I was really kind of horrified to read about a recent poll:
American consumers believe that a ‘natural’ label claim is a better indicator of an eco-friendly product than ‘organic’, according to a new survey from advertising firm the Shelton Group.
I know there is a lot of marketing out there, and a lot of companies who really aren’t concerned at all about responsible or conscientious production are attempting to take their regular products and make them look “greener” by simply adding words to their marketing, but it is very important that you, the consumer, know what you are buying! Bear in mind that every product we purchase is a “vote” and sends a message to the large companies who make the things we consume. We have a choice every time we buy something to send a message which encourages companies to produce certain products, and allows other products to fail. Here is a breakdown of natural vs. organic, as it applies to marketing.
Natural – anyone can call anything natural. You can slap this label on anything. Even things made of 100% chemically created components. You could put this label on arsenic. Arsenic is a naturally occurring element. You could put this on bleach. Anything. There is no FDA regulation of the term “natural”. Most of the time it is merely a marketing ploy to make the same conventional products look more “green”. From USA Today:
“People are surprised to know that partially hydrogenated oils and high-fructose corn syrup could be in a product that is ‘natural,’ ” Rangan [Urvashi Rangan, senior scientist and policy analyst at “Consumer Reports.”] says. “High-fructose corn syrup isn’t just squeezed out of corn — it’s chemically processed dextrose, which comes from corn.”
Organic – the only way to make sure a product is truly “organic” (by the terms defined as organic right now…sometimes still not very strict, but the best you can get), is for it to be USDA Certified Organic. This means the product will have a seal or state that it has been certified organic by the FDA. Merely the unqualified term “organic” with no seal and no mention of certification is suspect. There is no way to back that claim without regulation.

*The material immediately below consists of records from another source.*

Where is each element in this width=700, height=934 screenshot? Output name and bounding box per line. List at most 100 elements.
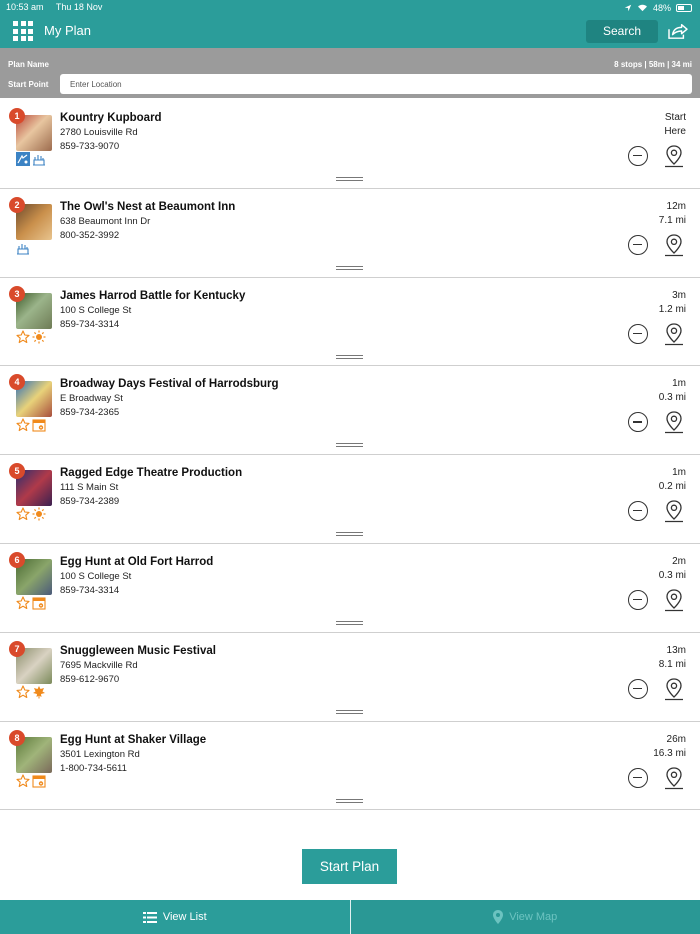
- remove-stop-button[interactable]: [628, 234, 648, 255]
- stop-name[interactable]: Broadway Days Festival of Harrodsburg: [60, 378, 279, 390]
- stop-distance: 1.2 mi: [658, 303, 686, 315]
- drag-handle[interactable]: [336, 532, 363, 537]
- menu-grid-icon[interactable]: [13, 21, 33, 41]
- stop-address: 100 S College St: [60, 570, 132, 582]
- stop-name[interactable]: Ragged Edge Theatre Production: [60, 467, 242, 479]
- drag-handle[interactable]: [336, 177, 363, 182]
- stop-row[interactable]: 1 Kountry Kupboard 2780 Louisville Rd 85…: [0, 100, 700, 189]
- stop-name[interactable]: Kountry Kupboard: [60, 112, 162, 124]
- stop-name[interactable]: Snuggleween Music Festival: [60, 645, 216, 657]
- map-pin-icon[interactable]: [664, 322, 684, 346]
- map-pin-icon[interactable]: [664, 410, 684, 434]
- map-pin-icon[interactable]: [664, 588, 684, 612]
- stop-distance: 7.1 mi: [658, 214, 686, 226]
- stop-name[interactable]: Egg Hunt at Old Fort Harrod: [60, 556, 213, 568]
- dining-icon: [16, 241, 30, 255]
- stop-row[interactable]: 7 Snuggleween Music Festival 7695 Mackvi…: [0, 632, 700, 722]
- stop-distance: Here: [664, 126, 686, 137]
- stop-name[interactable]: James Harrod Battle for Kentucky: [60, 290, 245, 302]
- drag-handle[interactable]: [336, 354, 363, 360]
- stop-phone[interactable]: 859-733-9070: [60, 141, 119, 152]
- plan-summary: 8 stops | 58m | 34 mi: [614, 60, 692, 69]
- stop-row[interactable]: 3 James Harrod Battle for Kentucky 100 S…: [0, 277, 700, 367]
- map-pin-icon: [493, 910, 504, 924]
- stop-categories: [16, 241, 30, 255]
- wifi-icon: [638, 4, 647, 12]
- stop-row[interactable]: 6 Egg Hunt at Old Fort Harrod 100 S Coll…: [0, 543, 700, 633]
- start-plan-button[interactable]: Start Plan: [302, 849, 397, 884]
- star-icon: [16, 418, 30, 432]
- remove-stop-button[interactable]: [628, 678, 648, 699]
- stop-address: 2780 Louisville Rd: [60, 127, 138, 138]
- star-icon: [16, 774, 30, 788]
- stop-row[interactable]: 2 The Owl's Nest at Beaumont Inn 638 Bea…: [0, 188, 700, 278]
- stop-phone[interactable]: 859-734-3314: [60, 585, 119, 596]
- remove-stop-button[interactable]: [628, 323, 648, 344]
- star-icon: [16, 596, 30, 610]
- drag-handle[interactable]: [336, 709, 363, 715]
- stop-travel-time: 1m: [672, 467, 686, 479]
- stop-distance: 8.1 mi: [658, 658, 686, 670]
- list-icon: [142, 911, 157, 923]
- sun-icon: [32, 507, 46, 521]
- calendar-icon: [32, 774, 46, 788]
- stop-categories: [16, 507, 46, 521]
- calendar-icon: [32, 596, 46, 610]
- tab-view-list[interactable]: View List: [0, 900, 351, 934]
- drag-handle[interactable]: [336, 443, 363, 448]
- remove-stop-button[interactable]: [628, 767, 648, 788]
- share-icon[interactable]: [667, 22, 689, 40]
- stop-address: 100 S College St: [60, 304, 132, 316]
- map-pin-icon[interactable]: [664, 233, 684, 257]
- star-icon: [16, 685, 30, 699]
- battery-icon: [676, 4, 692, 12]
- stop-number-badge: 3: [9, 285, 25, 302]
- start-point-input[interactable]: [60, 74, 692, 94]
- app-header: 10:53 am Thu 18 Nov 48% My Plan Search: [0, 0, 700, 48]
- stop-travel-time: 3m: [672, 289, 686, 301]
- drag-handle[interactable]: [336, 798, 363, 804]
- stop-phone[interactable]: 859-612-9670: [60, 674, 119, 685]
- stop-distance: 0.2 mi: [658, 481, 686, 493]
- stop-address: 111 S Main St: [60, 482, 119, 494]
- tab-view-map[interactable]: View Map: [350, 900, 700, 934]
- remove-stop-button[interactable]: [628, 146, 648, 166]
- stop-categories: [16, 685, 46, 699]
- stop-phone[interactable]: 859-734-2389: [60, 496, 119, 507]
- stop-row[interactable]: 4 Broadway Days Festival of Harrodsburg …: [0, 366, 700, 456]
- battery-percent: 48%: [652, 3, 671, 13]
- stop-phone[interactable]: 859-734-2365: [60, 407, 119, 418]
- remove-stop-button[interactable]: [628, 589, 648, 610]
- shopping-icon: [16, 152, 30, 166]
- map-pin-icon[interactable]: [664, 677, 684, 701]
- drag-handle[interactable]: [336, 620, 363, 626]
- map-pin-icon[interactable]: [664, 766, 684, 790]
- stop-row[interactable]: 8 Egg Hunt at Shaker Village 3501 Lexing…: [0, 721, 700, 811]
- stop-categories: [16, 330, 46, 344]
- stop-travel-time: 2m: [672, 555, 686, 567]
- drag-handle[interactable]: [336, 265, 363, 271]
- stop-travel-time: 13m: [666, 644, 686, 656]
- stop-number-badge: 7: [9, 640, 25, 657]
- leaf-icon: [32, 685, 46, 699]
- page-title: My Plan: [44, 23, 91, 38]
- map-pin-icon[interactable]: [664, 144, 684, 168]
- stop-categories: [16, 596, 46, 610]
- remove-stop-button[interactable]: [628, 412, 648, 433]
- stop-distance: 0.3 mi: [658, 569, 686, 581]
- stop-phone[interactable]: 859-734-3314: [60, 319, 119, 330]
- stop-name[interactable]: Egg Hunt at Shaker Village: [60, 734, 206, 746]
- map-pin-icon[interactable]: [664, 499, 684, 523]
- dining-icon: [32, 152, 46, 166]
- stop-row[interactable]: 5 Ragged Edge Theatre Production 111 S M…: [0, 455, 700, 544]
- search-button[interactable]: Search: [586, 20, 658, 43]
- start-point-label: Start Point: [8, 80, 49, 89]
- star-icon: [16, 507, 30, 521]
- remove-stop-button[interactable]: [628, 501, 648, 522]
- bottom-nav: View List View Map: [0, 900, 700, 934]
- location-icon: [624, 4, 632, 12]
- stop-name[interactable]: The Owl's Nest at Beaumont Inn: [60, 201, 235, 213]
- stop-address: 638 Beaumont Inn Dr: [60, 215, 151, 227]
- stop-phone[interactable]: 800-352-3992: [60, 230, 119, 241]
- stop-phone[interactable]: 1-800-734-5611: [60, 763, 127, 774]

One note about organic certification, though: to my knowledge, water cannot be certified. This means that if a product is mostly water and the percentage of water is greater than what the USDA would allow for the “non-organic” portion of the product, it might not be “certified” organic. Due to the amount of water in it. I do not have an update on whether this has been changed since the last time I heard about it, and can only find reports from 2005 or so. If you know of other information, please feel free to let me know!
When you buy something, it’s OK not to choose organic…I do it too! Just don’t be fooled by companies marking things as “natural” so that you pay more for something that isn’t necessarily better. And don’t let the wording on the package convince you to skip the very important step of reading the ingredients! It’s easy to think “oh, it says natural (or organic)” and just not take the time. But do we really want to encourage that kind of dishonesty in industry? Hm. I don’t. I don’t want the products who have been labeled in a deceptive way to sell well! Companies read their profit reports, and those products won’t last long if we are smart enough to see through the marketing and choose only products that we want companies to keep producing.
So now you know…and in the words of G.I. Joe: knowing is half the battle!